La visite rarissime en Corée du Sud de membres de l'entourage proche du dirigeant nord-coréen Kim Jong-Un a permis de rétablir entre les deux rivaux, techniquement toujours en guerre, un niveau d'interaction qui n'existait plus depuis de longues années, disent les analystes.

Personne n'est en mesure de prédire si ce dialogue durera ou même permettra d'aboutir à des résultats concrets, mais le voyage samedi à Séoul de trois dirigeants de haut rang du régime nord-coréen en fournit l'occasion exceptionnelle.

«C'est énorme», commente Andrei Lankov, professeur d'études coréennes à l'Université Kookmin de Séoul. Ce niveau de représentation est «sans précédent». «En fait», cette visite a «fourni une ligne directe» de communication avec Kim Jong-Un, dit-il.

La délégation nord-coréenne était menée par le vice-président nouvellement élu de la Commission nationale de défense, Hwang Pyong-So, considéré comme le numéro deux du régime. Elle comprenait aussi Choe Ryong-Hae, perçu comme très proche du numéro un et Kim Yang-Gon, un haut responsable du parti au pouvoir.

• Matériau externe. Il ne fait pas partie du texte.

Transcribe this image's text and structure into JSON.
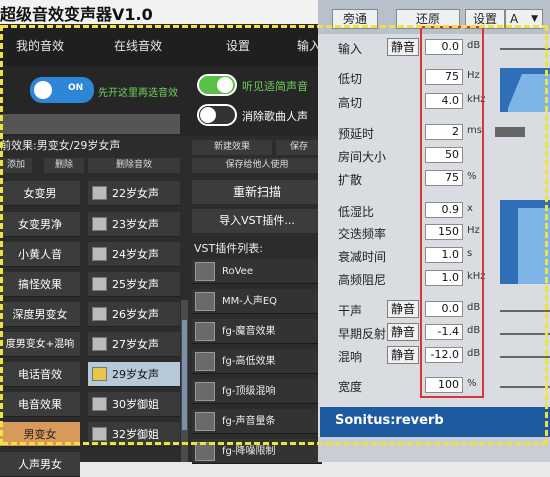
{
  "app": {
    "title": "超级音效变声器V1.0"
  },
  "tabs": [
    "我的音效",
    "在线音效",
    "设置",
    "输入"
  ],
  "toggles": {
    "main_on_label": "ON",
    "main_hint": "先开这里再选音效",
    "clear_voice": "听见适简声音",
    "remove_vocal": "消除歌曲人声"
  },
  "current": {
    "label": "前效果:男变女/29岁女声"
  },
  "header_buttons": {
    "add": "添加",
    "delete": "删除",
    "delete_effect": "删除音效"
  },
  "categories": [
    "女变男",
    "女变男净",
    "小黄人音",
    "搞怪效果",
    "深度男变女",
    "度男变女+混响",
    "电话音效",
    "电音效果",
    "男变女",
    "人声男女"
  ],
  "voices": [
    "22岁女声",
    "23岁女声",
    "24岁女声",
    "25岁女声",
    "26岁女声",
    "27岁女声",
    "29岁女声",
    "30岁御姐",
    "32岁御姐"
  ],
  "vst": {
    "new_effect": "新建效果",
    "save": "保存",
    "save_personal": "保存给他人使用",
    "rescan": "重新扫描",
    "import": "导入VST插件...",
    "list_label": "VST插件列表:",
    "plugins": [
      "RoVee",
      "MM-人声EQ",
      "fg-魔音效果",
      "fg-高低效果",
      "fg-顶级混响",
      "fg-声音量条",
      "fg-降噪限制"
    ]
  },
  "panel": {
    "bypass": "旁通",
    "restore": "还原",
    "settings": "设置",
    "preset": "A",
    "params": [
      {
        "label": "输入",
        "value": "0.0",
        "unit": "dB",
        "mute": "静音"
      },
      {
        "label": "低切",
        "value": "75",
        "unit": "Hz"
      },
      {
        "label": "高切",
        "value": "4.0",
        "unit": "kHz"
      },
      {
        "label": "预延时",
        "value": "2",
        "unit": "ms"
      },
      {
        "label": "房间大小",
        "value": "50",
        "unit": ""
      },
      {
        "label": "扩散",
        "value": "75",
        "unit": "%"
      },
      {
        "label": "低湿比",
        "value": "0.9",
        "unit": "x"
      },
      {
        "label": "交迭频率",
        "value": "150",
        "unit": "Hz"
      },
      {
        "label": "衰减时间",
        "value": "1.0",
        "unit": "s"
      },
      {
        "label": "高频阻尼",
        "value": "1.0",
        "unit": "kHz"
      },
      {
        "label": "干声",
        "value": "0.0",
        "unit": "dB",
        "mute": "静音"
      },
      {
        "label": "早期反射",
        "value": "-1.4",
        "unit": "dB",
        "mute": "静音"
      },
      {
        "label": "混响",
        "value": "-12.0",
        "unit": "dB",
        "mute": "静音"
      },
      {
        "label": "宽度",
        "value": "100",
        "unit": "%"
      }
    ],
    "brand": "Sonitus:reverb"
  },
  "colors": {
    "accent": "#1e5aa0",
    "highlight": "#d9343a",
    "dash": "#f0e23c",
    "toggle_on": "#2e86d9",
    "toggle_green": "#5ac04a"
  }
}
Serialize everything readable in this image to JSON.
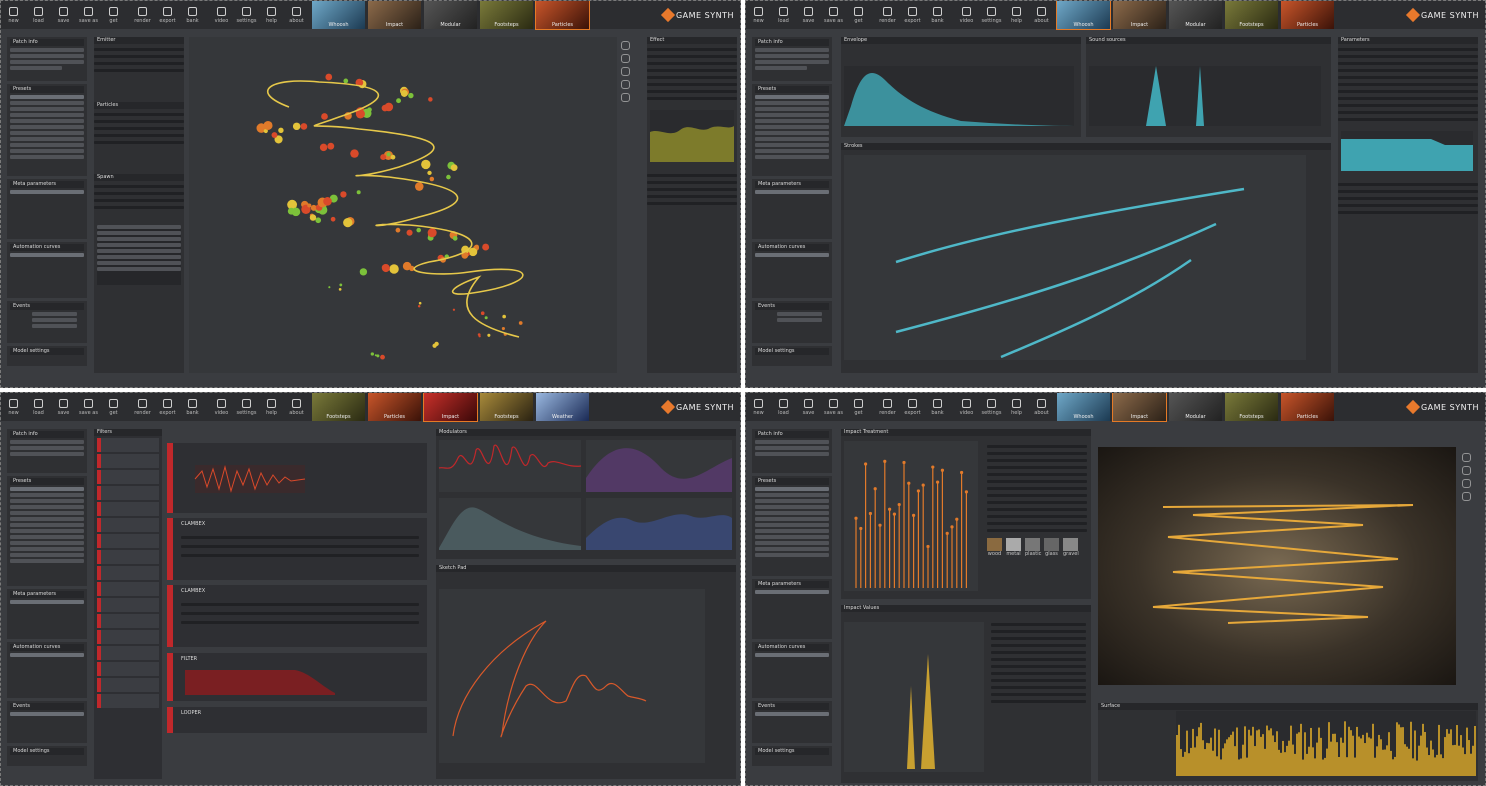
{
  "toolbar": {
    "buttons": [
      "new",
      "load",
      "save",
      "save as",
      "get",
      "render",
      "export",
      "bank",
      "video",
      "settings",
      "help",
      "about"
    ]
  },
  "logo": {
    "text": "GAME SYNTH"
  },
  "q1": {
    "thumbs": [
      "Whoosh",
      "Impact",
      "Modular",
      "Footsteps",
      "Particles"
    ],
    "selected": "Particles",
    "left_panels": [
      "Patch info",
      "Presets",
      "Meta parameters",
      "Automation curves",
      "Events",
      "Model settings"
    ],
    "mid_panels": [
      "Emitter",
      "Particles",
      "Spawn"
    ],
    "right_panels": [
      "Effect"
    ],
    "colors": {
      "stroke": "#e6c84a",
      "accent": "#e57a26",
      "red": "#d94a2a",
      "green": "#7cc13a",
      "yellow": "#e3c33a"
    }
  },
  "q2": {
    "thumbs": [
      "Whoosh",
      "Impact",
      "Modular",
      "Footsteps",
      "Particles"
    ],
    "selected": "Whoosh",
    "panels": [
      "Envelope",
      "Sound sources",
      "Parameters",
      "Strokes"
    ],
    "left_panels": [
      "Patch info",
      "Presets",
      "Meta parameters",
      "Automation curves",
      "Events",
      "Model settings"
    ],
    "colors": {
      "curve": "#4fb8c8",
      "fill": "#3fa3b0"
    }
  },
  "q3": {
    "thumbs": [
      "Footsteps",
      "Particles",
      "Impact",
      "Footsteps",
      "Weather"
    ],
    "selected": "Modular",
    "panels": [
      "Filters",
      "Modulators",
      "Sketch Pad"
    ],
    "modules": [
      "CLAMBEX",
      "CLAMBEX",
      "FILTER",
      "LOOPER"
    ],
    "colors": {
      "mod": "#c0282b",
      "sketch": "#d9592a"
    }
  },
  "q4": {
    "thumbs": [
      "Whoosh",
      "Impact",
      "Modular",
      "Footsteps",
      "Particles"
    ],
    "selected": "Impact",
    "panels": [
      "Impact Treatment",
      "Impact Values",
      "Surface"
    ],
    "materials": [
      "wood",
      "metal",
      "plastic",
      "glass",
      "gravel"
    ],
    "colors": {
      "bars": "#e27a2a",
      "stroke": "#e6a83a"
    }
  }
}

Cette visite était d'autant plus surprenante qu'elle survenait dans un contexte de tensions militaires et d'attaques personnelles virulentes dans les médias officiels nord-coréens contre la présidente sud-coréenne Park Geun-Hye.

En état de confrontation quasi permanente, les deux Corées n'ont pas signé de traité de paix après l'armistice de 1953. La réunification est de longue date un objectif solennel de part et d'autre de la frontière, mais l'opinion est de plus en plus réticente au Sud face au fossé économique séparant les deux pays.

Canal de communications crédible

Séoul n'a été informé que vendredi de l'imminence de ce voyage dont le but affiché était de permettre à la Corée du Nord d'être présente pour la cérémonie de clôture des Jeux asiatiques, auxquels ont participé ses athlètes.

John Delury, spécialiste de la Corée du Nord à l'université Yonsei de Séoul, parle d'un «très grand événement». «Si on est Park Geun-Hye et qu'on veut établir un canal de communications crédible avec Pyongyang, c'est l'équipe de rêve», dit-il.

Le premier résultat tangible de cette visite a été la décision de Séoul et de Pyongyang de reprendre leur dialogue, suspendu en février après avoir permis la réunion de familles séparées par la guerre (1950-53).

Séoul demandait en vain depuis lors à reprendre langue avec Pyongyang. La présidente a répété maintes fois que sa porte était ouverte, mais exigeait en préalable du Nord un geste vers l'abandon de son programme nucléaire.

«Ce n'est pas demain que la présidente va rencontrer Kim Jong-Un», mais en attendant, c'est une «chance en or» pour Séoul «de mieux comprendre à qui ils ont affaire», dit John Delury.

Les rumeurs vont bon train en Asie quant au sort du petit-fils de Kim Il-Sung, fondateur du régime communiste, qui n'a pas été vu depuis un mois. Âgé de 30 ou 31 ans, il avait été vu claudiquant en juillet.

Le Nord s'est borné à reconnaître que le dirigeant souffrait «d'indisposition». Lors de sa visite à Séoul, la délégation nord-coréenne a assuré qu'il n'avait aucun problème de santé.

Pour M. Delury, ce voyage visait aussi à signifier que la maison nord-coréenne est encore tenue. «C'est une manière de dire que même si quelque chose ne va pas avec le numéro un, le système lui se porte bien.»

Les relations avec la Chine, le plus important allié de Pyongyang, se sont quelque peu refroidies. La Corée du Nord, étranglée par les sanctions internationales, est passée à l'offensive diplomatique récemment pour tenter de sortir de son isolement. Son ministre des Affaires étrangères s'est même rendu à l'Assemblée générale de l'ONU pour la première fois depuis 1999.

«Ils sont passés à l'offensive de charme», juge Andrei Lankov. «Cela peut paraître bizarre en raison des attaques verbales contre Mme Park, mais nous avons constaté par le passé que c'est quand le Nord utilise le langage le plus grossier qu'il veut parler», a-t-il souligné.

La Corée du Sud n'a toutefois pas été diserte sur le contenu des échanges et des analystes, comme Yoo Ho-Yeol, de la Korea University, mettent en garde contre «le risque d'espoir déçu».